Xerxes, the one they called Steel Lion, then inspected the ring and growled. He looked down on the Shadow as if he were still guilty of something. “Witnesses?” he asked.
“His concubine,” the Shadow reported honestly. “But she was high on momentum and unlikely to remember the encounter.”
“What if she does?” The frown on Xerxes’ face resembled the one on his lion helm. “It’s bad enough that Kashi was discovered. We’re a disgrace to the Night Fang name if our presence has been made known again.”
“Kashi was also alive,” the Shadow interjected. “Tortured; e ended himself when I found him. He believed himself a failure to the Empress.”
Xerxes cursed in the wind. “He was. There is no telling what secrets he told them.”
The Empress raised a pale hand, and her Thane fell silent. “Kashi was a loyal fang,” she eulogised. “He left his life behind for us. No torture could compare to the pained guilt he would have felt if he had truly betrayed us.” She gazed down at the Shadow with sapphire eyes. “Hideo, your katana.”
The Shadow obeyed and knelt in the snow as he held the blood-stained blade high towards the ghostly woman. The katana shined under the moonlight as the Empress placed her pale fingers around the hilt. “Hideo Horio,” she began to declare, “from this night forth, you renounce your old life and the people you once loved.” Her voice was as soft and cold as melting snowflakes.

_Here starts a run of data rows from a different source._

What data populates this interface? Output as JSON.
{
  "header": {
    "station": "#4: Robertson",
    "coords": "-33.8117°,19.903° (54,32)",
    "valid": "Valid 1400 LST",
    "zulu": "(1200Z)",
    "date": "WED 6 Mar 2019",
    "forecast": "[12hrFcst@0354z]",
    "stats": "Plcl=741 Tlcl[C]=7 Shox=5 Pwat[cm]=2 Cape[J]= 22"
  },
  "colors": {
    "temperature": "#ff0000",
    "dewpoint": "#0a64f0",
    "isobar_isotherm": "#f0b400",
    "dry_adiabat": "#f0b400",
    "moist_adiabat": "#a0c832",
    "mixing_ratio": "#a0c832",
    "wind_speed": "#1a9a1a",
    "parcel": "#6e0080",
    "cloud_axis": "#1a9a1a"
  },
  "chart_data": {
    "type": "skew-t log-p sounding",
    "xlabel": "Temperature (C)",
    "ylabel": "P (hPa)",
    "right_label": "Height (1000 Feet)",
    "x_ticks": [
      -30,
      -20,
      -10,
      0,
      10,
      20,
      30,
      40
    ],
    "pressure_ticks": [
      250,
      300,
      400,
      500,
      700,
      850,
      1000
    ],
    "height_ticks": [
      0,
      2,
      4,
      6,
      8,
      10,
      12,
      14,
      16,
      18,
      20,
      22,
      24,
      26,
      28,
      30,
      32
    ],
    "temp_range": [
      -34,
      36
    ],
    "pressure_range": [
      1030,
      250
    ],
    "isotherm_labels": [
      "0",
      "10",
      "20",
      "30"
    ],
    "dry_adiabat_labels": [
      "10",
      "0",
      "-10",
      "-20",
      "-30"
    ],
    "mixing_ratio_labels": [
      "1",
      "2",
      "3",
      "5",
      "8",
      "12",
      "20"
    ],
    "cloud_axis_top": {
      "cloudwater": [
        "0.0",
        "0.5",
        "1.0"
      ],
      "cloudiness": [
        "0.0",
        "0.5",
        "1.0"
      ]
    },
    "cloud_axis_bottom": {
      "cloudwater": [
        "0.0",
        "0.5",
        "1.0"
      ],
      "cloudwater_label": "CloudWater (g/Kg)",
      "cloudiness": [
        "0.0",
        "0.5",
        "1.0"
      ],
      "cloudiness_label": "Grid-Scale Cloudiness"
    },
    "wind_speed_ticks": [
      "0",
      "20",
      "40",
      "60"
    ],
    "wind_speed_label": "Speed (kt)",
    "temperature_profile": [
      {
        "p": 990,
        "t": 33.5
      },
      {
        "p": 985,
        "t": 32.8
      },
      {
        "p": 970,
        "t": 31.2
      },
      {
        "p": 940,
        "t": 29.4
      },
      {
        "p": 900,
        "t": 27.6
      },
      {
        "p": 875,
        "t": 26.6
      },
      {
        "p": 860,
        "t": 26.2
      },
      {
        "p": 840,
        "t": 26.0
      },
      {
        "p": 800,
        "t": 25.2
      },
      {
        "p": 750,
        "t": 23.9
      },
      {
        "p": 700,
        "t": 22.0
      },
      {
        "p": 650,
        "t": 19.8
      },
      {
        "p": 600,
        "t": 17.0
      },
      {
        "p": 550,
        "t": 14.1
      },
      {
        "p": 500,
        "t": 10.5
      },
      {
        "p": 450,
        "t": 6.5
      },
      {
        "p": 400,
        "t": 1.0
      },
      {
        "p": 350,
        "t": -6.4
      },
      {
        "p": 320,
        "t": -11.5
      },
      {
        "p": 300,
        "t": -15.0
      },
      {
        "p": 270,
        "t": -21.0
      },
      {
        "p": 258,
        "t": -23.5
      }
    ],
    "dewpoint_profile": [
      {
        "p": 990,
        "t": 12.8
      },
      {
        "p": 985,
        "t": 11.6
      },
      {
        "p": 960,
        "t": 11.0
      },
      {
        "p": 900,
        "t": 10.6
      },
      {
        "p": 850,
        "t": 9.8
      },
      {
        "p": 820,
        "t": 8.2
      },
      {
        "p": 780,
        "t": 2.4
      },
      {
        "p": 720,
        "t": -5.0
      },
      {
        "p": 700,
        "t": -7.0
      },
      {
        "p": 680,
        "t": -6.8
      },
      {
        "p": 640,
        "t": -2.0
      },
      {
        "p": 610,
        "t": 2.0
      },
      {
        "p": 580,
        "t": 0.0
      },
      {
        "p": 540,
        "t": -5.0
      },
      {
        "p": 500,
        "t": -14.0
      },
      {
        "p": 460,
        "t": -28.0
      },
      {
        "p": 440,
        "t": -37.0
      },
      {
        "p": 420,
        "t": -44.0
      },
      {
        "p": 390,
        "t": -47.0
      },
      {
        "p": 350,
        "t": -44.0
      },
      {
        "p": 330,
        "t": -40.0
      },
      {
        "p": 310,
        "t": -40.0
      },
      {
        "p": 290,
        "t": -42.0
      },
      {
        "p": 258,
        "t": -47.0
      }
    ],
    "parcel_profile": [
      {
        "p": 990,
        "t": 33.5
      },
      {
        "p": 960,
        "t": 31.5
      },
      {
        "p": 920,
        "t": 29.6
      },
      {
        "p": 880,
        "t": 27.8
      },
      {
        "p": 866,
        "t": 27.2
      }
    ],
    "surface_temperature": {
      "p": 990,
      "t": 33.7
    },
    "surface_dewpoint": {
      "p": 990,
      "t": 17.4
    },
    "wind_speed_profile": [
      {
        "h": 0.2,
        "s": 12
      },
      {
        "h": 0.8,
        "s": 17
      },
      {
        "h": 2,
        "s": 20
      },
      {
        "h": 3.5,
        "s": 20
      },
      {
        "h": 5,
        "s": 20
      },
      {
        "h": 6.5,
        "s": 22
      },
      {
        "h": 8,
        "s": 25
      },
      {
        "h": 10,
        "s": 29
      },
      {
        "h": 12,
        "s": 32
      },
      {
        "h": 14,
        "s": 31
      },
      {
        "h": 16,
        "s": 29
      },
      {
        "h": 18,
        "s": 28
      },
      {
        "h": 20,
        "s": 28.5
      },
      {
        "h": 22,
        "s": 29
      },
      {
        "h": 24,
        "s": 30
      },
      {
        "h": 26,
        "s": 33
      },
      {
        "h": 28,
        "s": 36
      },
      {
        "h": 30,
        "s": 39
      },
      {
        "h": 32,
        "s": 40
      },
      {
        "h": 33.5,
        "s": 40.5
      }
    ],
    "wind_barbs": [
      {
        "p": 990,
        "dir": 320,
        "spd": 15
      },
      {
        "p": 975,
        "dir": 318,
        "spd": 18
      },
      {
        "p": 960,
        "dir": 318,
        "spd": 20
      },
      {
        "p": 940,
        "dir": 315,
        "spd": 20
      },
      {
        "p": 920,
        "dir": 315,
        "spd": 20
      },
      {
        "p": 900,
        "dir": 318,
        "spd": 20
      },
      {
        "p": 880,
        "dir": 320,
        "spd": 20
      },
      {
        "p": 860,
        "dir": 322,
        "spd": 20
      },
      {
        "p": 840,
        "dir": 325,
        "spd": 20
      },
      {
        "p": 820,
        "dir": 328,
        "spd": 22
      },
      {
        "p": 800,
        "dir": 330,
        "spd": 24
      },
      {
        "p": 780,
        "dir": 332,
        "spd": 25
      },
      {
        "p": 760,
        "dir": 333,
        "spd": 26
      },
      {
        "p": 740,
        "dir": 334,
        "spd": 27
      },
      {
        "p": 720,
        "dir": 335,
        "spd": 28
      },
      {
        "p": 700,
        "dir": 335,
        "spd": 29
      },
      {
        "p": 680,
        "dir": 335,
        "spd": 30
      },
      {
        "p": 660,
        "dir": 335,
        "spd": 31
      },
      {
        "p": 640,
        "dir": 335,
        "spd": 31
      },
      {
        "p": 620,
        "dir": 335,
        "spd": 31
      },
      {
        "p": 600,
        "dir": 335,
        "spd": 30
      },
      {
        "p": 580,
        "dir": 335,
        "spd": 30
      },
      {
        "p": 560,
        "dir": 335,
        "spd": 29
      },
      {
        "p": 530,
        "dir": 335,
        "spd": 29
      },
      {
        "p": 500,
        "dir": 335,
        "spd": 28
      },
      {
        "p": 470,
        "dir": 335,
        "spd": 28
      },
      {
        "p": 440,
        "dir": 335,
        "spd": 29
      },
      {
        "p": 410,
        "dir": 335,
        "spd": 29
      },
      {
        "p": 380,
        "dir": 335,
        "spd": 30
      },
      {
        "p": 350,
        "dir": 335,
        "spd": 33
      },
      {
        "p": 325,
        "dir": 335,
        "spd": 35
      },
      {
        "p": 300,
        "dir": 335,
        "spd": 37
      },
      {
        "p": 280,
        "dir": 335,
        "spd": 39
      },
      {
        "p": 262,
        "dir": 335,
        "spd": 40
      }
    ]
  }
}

“When you rise, you will stand as a brother to the Fraternity of Fangs. An assassin. An agent of bleak justice. You will continue the Night Fang oath to end the lives of monsters and the damned, those that have lost the right to call themselves human.” She lightly tapped the blood-stained end of the katana onto the Shadow’s right shoulder, then again on the left. “Now rise.” The wind began to pick up again. Snowflakes spun around the cabal and the blue fires within the lights thrashed and grew fiercer.
Hideo Horio died in New Jade City. The Shadow without a name had died out in the Arkovian snows. Now something darker would rise.